For Rubery, entering and competing helped provide much of the support Rubery needed, including a year of free space at Innovation Depot, a business incubator in downtown Birmingham.
“I am a dietician by trade, and I had no entrepreneurial background,” she said. “I thought I was a longshot, but there were others who believed in me more than I did.”
A registered dietician since 1998, Rubery said at the time she began developing her app she was in private practice. She knew that there were many people who wanted to live healthier lifestyles but had difficulty making daily decisions about food and exercise.
When it came time for her to make her Alabama Launchpad pitch for her app before a five-judge panel, she said, “I looked at everyone as a client. Getting in front of people and explaining an idea was not difficult.”
Alabama Launchpad, a program of the Economic Development Partnership of Alabama Foundation , provides participants access to sound business advice and to critical start-up and development capital. The support of Alabama Launchpad gives entrepreneurs the momentum to take an idea from concept to reality.

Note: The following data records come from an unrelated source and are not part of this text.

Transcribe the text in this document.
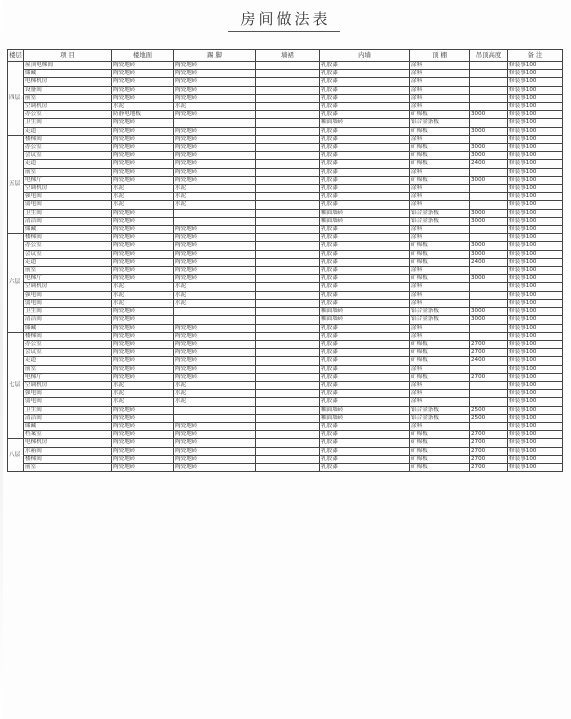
房间做法表
楼层	项 目	楼地面	踢 脚	墙裙	内墙	顶 棚	吊顶高度	备 注
四层	屋顶电梯间	陶瓷地砖	陶瓷地砖		乳胶漆	涂料		修装事100
	储藏	陶瓷地砖	陶瓷地砖		乳胶漆	涂料		修装事100
	电梯机房	陶瓷地砖	陶瓷地砖		乳胶漆	涂料		修装事100
	设备间	陶瓷地砖	陶瓷地砖		乳胶漆	涂料		修装事100
	前室	陶瓷地砖	陶瓷地砖		乳胶漆	涂料		修装事100
	空调机房	水泥	水泥		乳胶漆	涂料		修装事100
	办公室	防静电地板	陶瓷地砖		乳胶漆	矿棉板	3000	修装事100
	卫生间	陶瓷地砖			釉面墙砖	铝合金条板		修装事100
	走道	陶瓷地砖	陶瓷地砖		乳胶漆	矿棉板	3000	修装事100
五层	楼梯间	陶瓷地砖	陶瓷地砖		乳胶漆	涂料		修装事100
	办公室	陶瓷地砖	陶瓷地砖		乳胶漆	矿棉板	3000	修装事100
	会议室	陶瓷地砖	陶瓷地砖		乳胶漆	矿棉板	3000	修装事100
	走道	陶瓷地砖	陶瓷地砖		乳胶漆	矿棉板	2400	修装事100
	前室	陶瓷地砖	陶瓷地砖		乳胶漆	涂料		修装事100
	电梯厅	陶瓷地砖	陶瓷地砖		乳胶漆	矿棉板	3000	修装事100
	空调机房	水泥	水泥		乳胶漆	涂料		修装事100
	强电间	水泥	水泥		乳胶漆	涂料		修装事100
	弱电间	水泥	水泥		乳胶漆	涂料		修装事100
	卫生间	陶瓷地砖			釉面墙砖	铝合金条板	3000	修装事100
	清洁间	陶瓷地砖			釉面墙砖	铝合金条板	3000	修装事100
	储藏	陶瓷地砖	陶瓷地砖		乳胶漆	涂料		修装事100
六层	楼梯间	陶瓷地砖	陶瓷地砖		乳胶漆	涂料		修装事100
	办公室	陶瓷地砖	陶瓷地砖		乳胶漆	矿棉板	3000	修装事100
	会议室	陶瓷地砖	陶瓷地砖		乳胶漆	矿棉板	3000	修装事100
	走道	陶瓷地砖	陶瓷地砖		乳胶漆	矿棉板	2400	修装事100
	前室	陶瓷地砖	陶瓷地砖		乳胶漆	涂料		修装事100
	电梯厅	陶瓷地砖	陶瓷地砖		乳胶漆	矿棉板	3000	修装事100
	空调机房	水泥	水泥		乳胶漆	涂料		修装事100
	强电间	水泥	水泥		乳胶漆	涂料		修装事100
	弱电间	水泥	水泥		乳胶漆	涂料		修装事100
	卫生间	陶瓷地砖			釉面墙砖	铝合金条板	3000	修装事100
	清洁间	陶瓷地砖			釉面墙砖	铝合金条板	3000	修装事100
	储藏	陶瓷地砖	陶瓷地砖		乳胶漆	涂料		修装事100
七层	楼梯间	陶瓷地砖	陶瓷地砖		乳胶漆	涂料		修装事100
	办公室	陶瓷地砖	陶瓷地砖		乳胶漆	矿棉板	2700	修装事100
	会议室	陶瓷地砖	陶瓷地砖		乳胶漆	矿棉板	2700	修装事100
	走道	陶瓷地砖	陶瓷地砖		乳胶漆	矿棉板	2400	修装事100
	前室	陶瓷地砖	陶瓷地砖		乳胶漆	涂料		修装事100
	电梯厅	陶瓷地砖	陶瓷地砖		乳胶漆	矿棉板	2700	修装事100
	空调机房	水泥	水泥		乳胶漆	涂料		修装事100
	强电间	水泥	水泥		乳胶漆	涂料		修装事100
	弱电间	水泥	水泥		乳胶漆	涂料		修装事100
	卫生间	陶瓷地砖			釉面墙砖	铝合金条板	2500	修装事100
	清洁间	陶瓷地砖			釉面墙砖	铝合金条板	2500	修装事100
	储藏	陶瓷地砖	陶瓷地砖		乳胶漆	涂料		修装事100
	档案室	陶瓷地砖	陶瓷地砖		乳胶漆	矿棉板	2700	修装事100
八层	电梯机房	陶瓷地砖	陶瓷地砖		乳胶漆	矿棉板	2700	修装事100
	水箱间	陶瓷地砖	陶瓷地砖		乳胶漆	矿棉板	2700	修装事100
	楼梯间	陶瓷地砖	陶瓷地砖		乳胶漆	矿棉板	2700	修装事100
	前室	陶瓷地砖	陶瓷地砖		乳胶漆	矿棉板	2700	修装事100
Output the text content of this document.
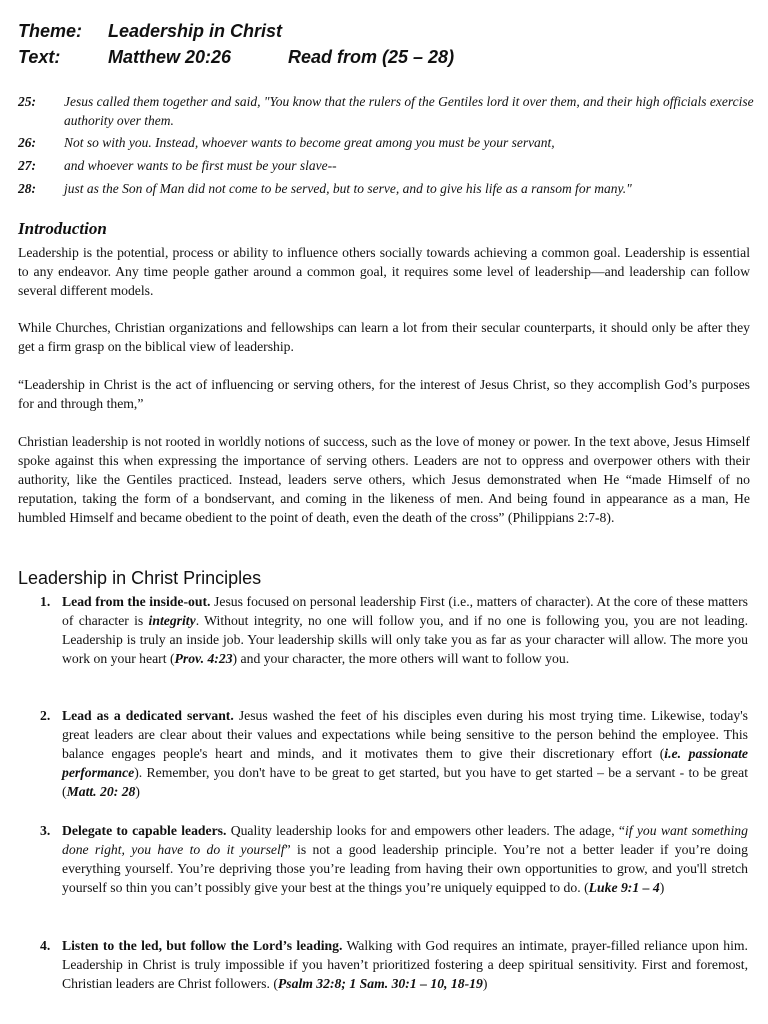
Theme: Leadership in Christ
Text:	Matthew 20:26	Read from (25 – 28)
25: Jesus called them together and said, "You know that the rulers of the Gentiles lord it over them, and their high officials exercise authority over them.
26: Not so with you. Instead, whoever wants to become great among you must be your servant,
27: and whoever wants to be first must be your slave--
28: just as the Son of Man did not come to be served, but to serve, and to give his life as a ransom for many."
Introduction
Leadership is the potential, process or ability to influence others socially towards achieving a common goal. Leadership is essential to any endeavor. Any time people gather around a common goal, it requires some level of leadership—and leadership can follow several different models.
While Churches, Christian organizations and fellowships can learn a lot from their secular counterparts, it should only be after they get a firm grasp on the biblical view of leadership.
“Leadership in Christ is the act of influencing or serving others, for the interest of Jesus Christ, so they accomplish God’s purposes for and through them,”
Christian leadership is not rooted in worldly notions of success, such as the love of money or power. In the text above, Jesus Himself spoke against this when expressing the importance of serving others. Leaders are not to oppress and overpower others with their authority, like the Gentiles practiced. Instead, leaders serve others, which Jesus demonstrated when He “made Himself of no reputation, taking the form of a bondservant, and coming in the likeness of men. And being found in appearance as a man, He humbled Himself and became obedient to the point of death, even the death of the cross” (Philippians 2:7-8).
Leadership in Christ Principles
1. Lead from the inside-out. Jesus focused on personal leadership First (i.e., matters of character). At the core of these matters of character is integrity. Without integrity, no one will follow you, and if no one is following you, you are not leading. Leadership is truly an inside job. Your leadership skills will only take you as far as your character will allow. The more you work on your heart (Prov. 4:23) and your character, the more others will want to follow you.
2. Lead as a dedicated servant. Jesus washed the feet of his disciples even during his most trying time. Likewise, today's great leaders are clear about their values and expectations while being sensitive to the person behind the employee. This balance engages people's heart and minds, and it motivates them to give their discretionary effort (i.e. passionate performance). Remember, you don't have to be great to get started, but you have to get started – be a servant - to be great (Matt. 20: 28)
3. Delegate to capable leaders. Quality leadership looks for and empowers other leaders. The adage, “if you want something done right, you have to do it yourself” is not a good leadership principle. You’re not a better leader if you’re doing everything yourself. You’re depriving those you’re leading from having their own opportunities to grow, and you'll stretch yourself so thin you can’t possibly give your best at the things you’re uniquely equipped to do. (Luke 9:1 – 4)
4. Listen to the led, but follow the Lord’s leading. Walking with God requires an intimate, prayer-filled reliance upon him. Leadership in Christ is truly impossible if you haven’t prioritized fostering a deep spiritual sensitivity. First and foremost, Christian leaders are Christ followers. (Psalm 32:8; 1 Sam. 30:1 – 10, 18-19)
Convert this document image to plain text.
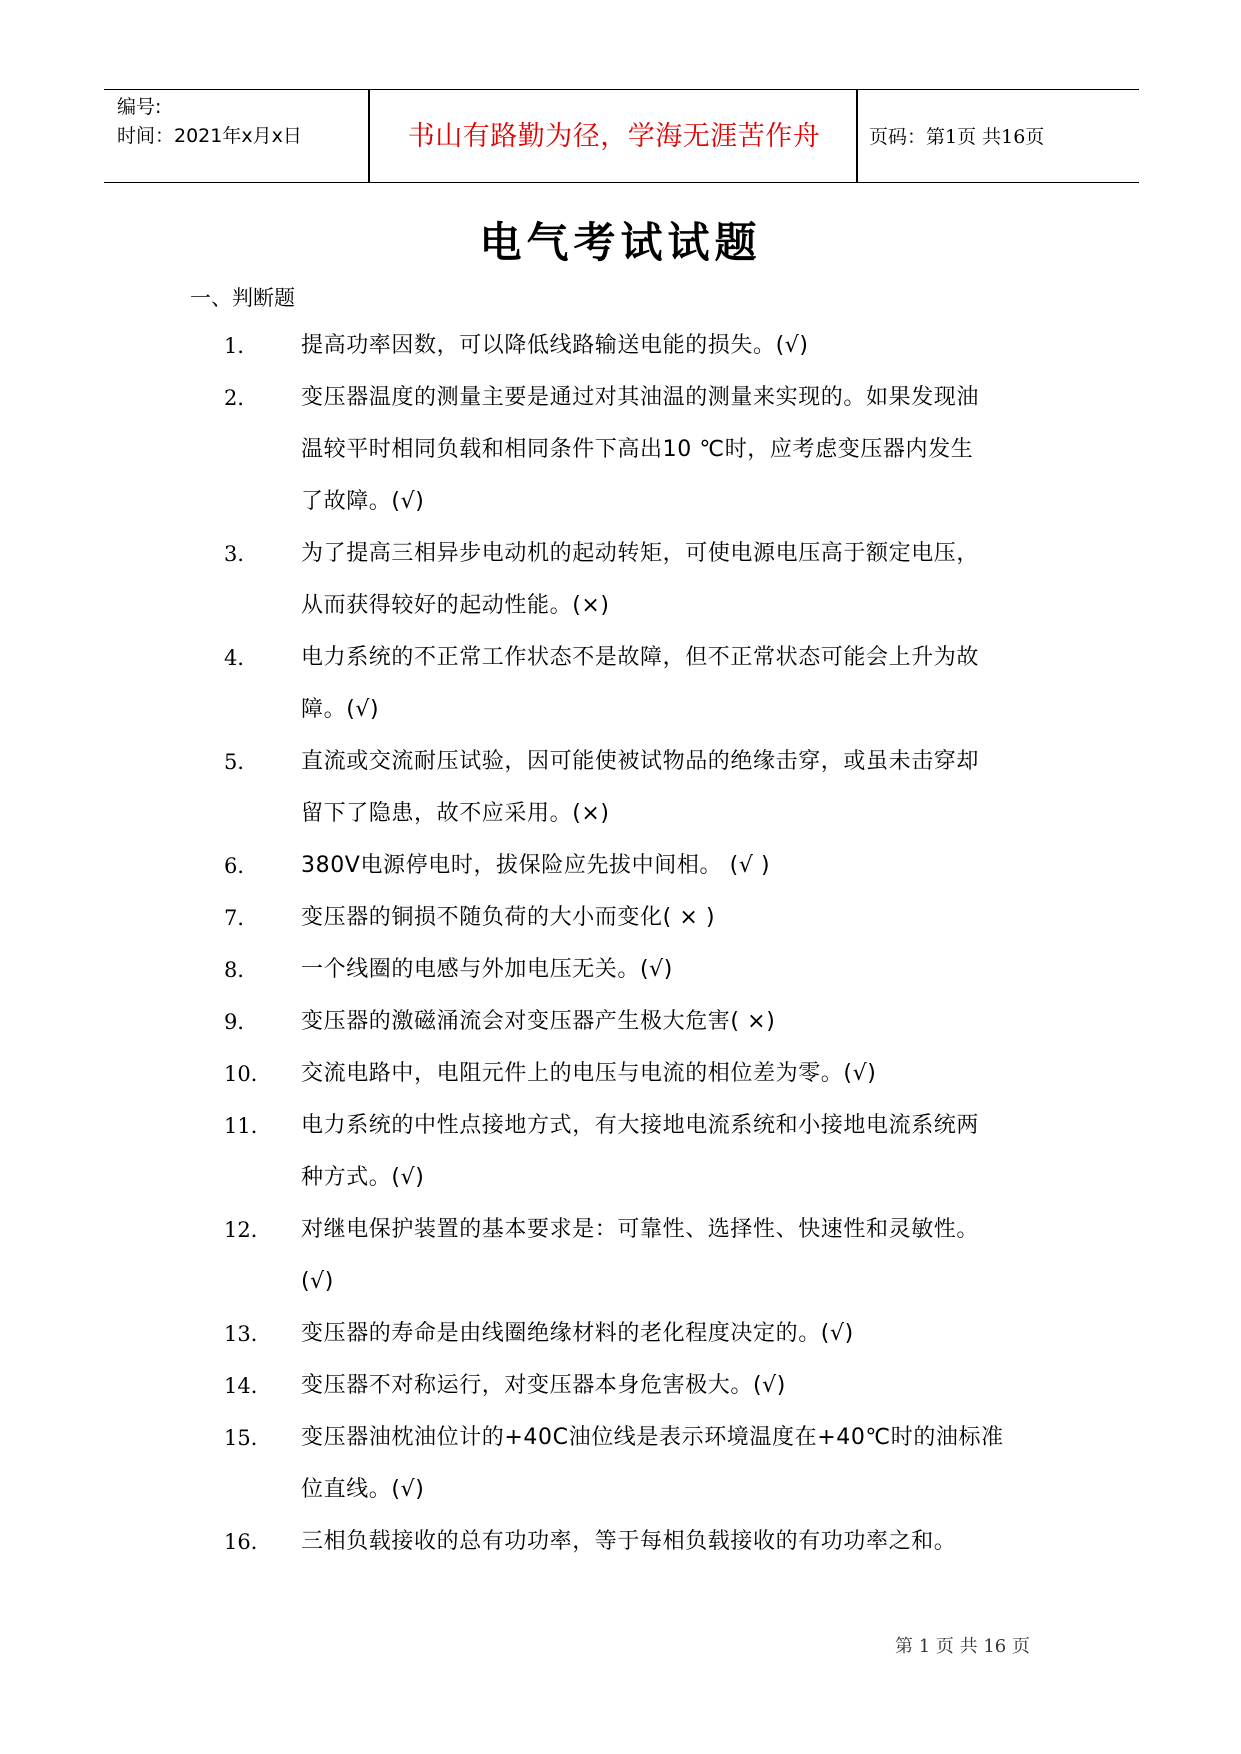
编号:
时间：2021年x月x日	书山有路勤为径，学海无涯苦作舟	页码：第1页 共16页
电气考试试题
一、判断题
1． 提高功率因数，可以降低线路输送电能的损失。(√)
2． 变压器温度的测量主要是通过对其油温的测量来实现的。如果发现油
温较平时相同负载和相同条件下高出10 ℃时，应考虑变压器内发生
了故障。(√)
3． 为了提高三相异步电动机的起动转矩，可使电源电压高于额定电压，
从而获得较好的起动性能。(×)
4． 电力系统的不正常工作状态不是故障，但不正常状态可能会上升为故
障。(√)
5． 直流或交流耐压试验，因可能使被试物品的绝缘击穿，或虽未击穿却
留下了隐患，故不应采用。(×)
6． 380V电源停电时，拔保险应先拔中间相。 (√ )
7． 变压器的铜损不随负荷的大小而变化( × )
8． 一个线圈的电感与外加电压无关。(√)
9． 变压器的激磁涌流会对变压器产生极大危害( ×)
10． 交流电路中，电阻元件上的电压与电流的相位差为零。(√)
11． 电力系统的中性点接地方式，有大接地电流系统和小接地电流系统两
种方式。(√)
12． 对继电保护装置的基本要求是：可靠性、选择性、快速性和灵敏性。
(√)
13． 变压器的寿命是由线圈绝缘材料的老化程度决定的。(√)
14． 变压器不对称运行，对变压器本身危害极大。(√)
15． 变压器油枕油位计的+40C油位线是表示环境温度在+40℃时的油标准
位直线。(√)
16． 三相负载接收的总有功功率，等于每相负载接收的有功功率之和。
第 1 页 共 16 页
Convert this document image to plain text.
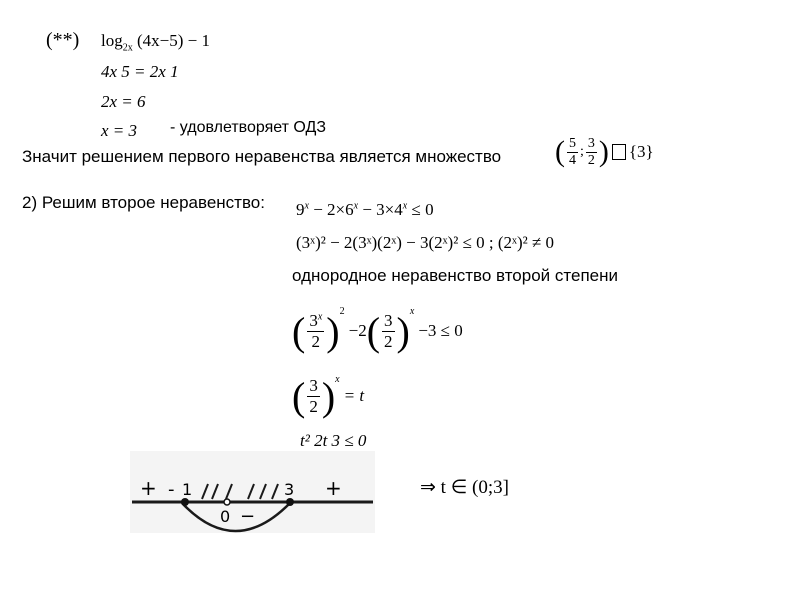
(**) $\log_{2x} (4x-5) - 1$
4x 5 = 2x 1
2x = 6
x = 3 - удовлетворяет ОДЗ
Значит решением первого неравенства является множество ( $\frac{5}{4}$ ; $\frac{3}{2}$ ) {3}
2) Решим второе неравенство: $9^x - 2\times 6^x - 3\times 4^x \le 0$
(3ˣ)² − 2(3ˣ)(2ˣ) − 3(2ˣ)² ≤ 0 ; (2ˣ)² ≠ 0
однородное неравенство второй степени
( $\frac{3^x}{2} )^2$
−2 ( $\frac{3}{2} )^x$
−3 ≤ 0
( $\frac{3}{2} )^x$
= t
t² 2t 3 ≤ 0
+ - 1	3
0 −
+	⇒ t ∈ (0;3]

The program, a public-private partnership, includes various stages of competition that gives participants a framework to develop their business ideas and to connect to a network of experts, investors, and service providers. The goal is to increase the odds of success for each business.
The Launchpad competition was more than a process for an award, Rubery said. It was program for focusing on an idea, developing business plans, and forecasting and focusing on the future of your company, she said.
Winning the competition brought benefits the Vestavia Hills resident needed to move forward with a successful startup.
“The first thing that it did was provide me with the seed money to finish the app development I needed to get it to the market place. It also connected me with other entrepreneurial organizations and provided mentors for me,” Rubery said. The recognition she received as an Alabama Launchpad winner also helped Rubery grow contacts.
The most difficult part of the process for Rubery was forecasting the market because you have to think beyond your launch about how to grow and sell the product. “I’m still learning,” she said.
Alabama Launchpad participation prompts you to go ahead and face some of the challenges necessary for any business, Rubery said.
“A lot of times, if you don’t feel the pressure, you may table decisions. This competition and the process causes you to focus,” she said. “If you are serious about launching and growing your business, Alabama Launchpad is for you.”
Rubery is now preparing for the next phase of her business – the second release of her app. She said she is also in the process of connecting her app with major health platforms.
She also is looking to increase the size of her staff and return to Innovation Depot. Last fall she moved into the incubator for three months. As the business grows, Rubery said she anticipates moving her business from her home back to the incubator.
Without Alabama Launchpad, her progress would not have been as great, Rubery said. “I would be getting there, but I would not be as far as I am now without Alabama Launchpad.”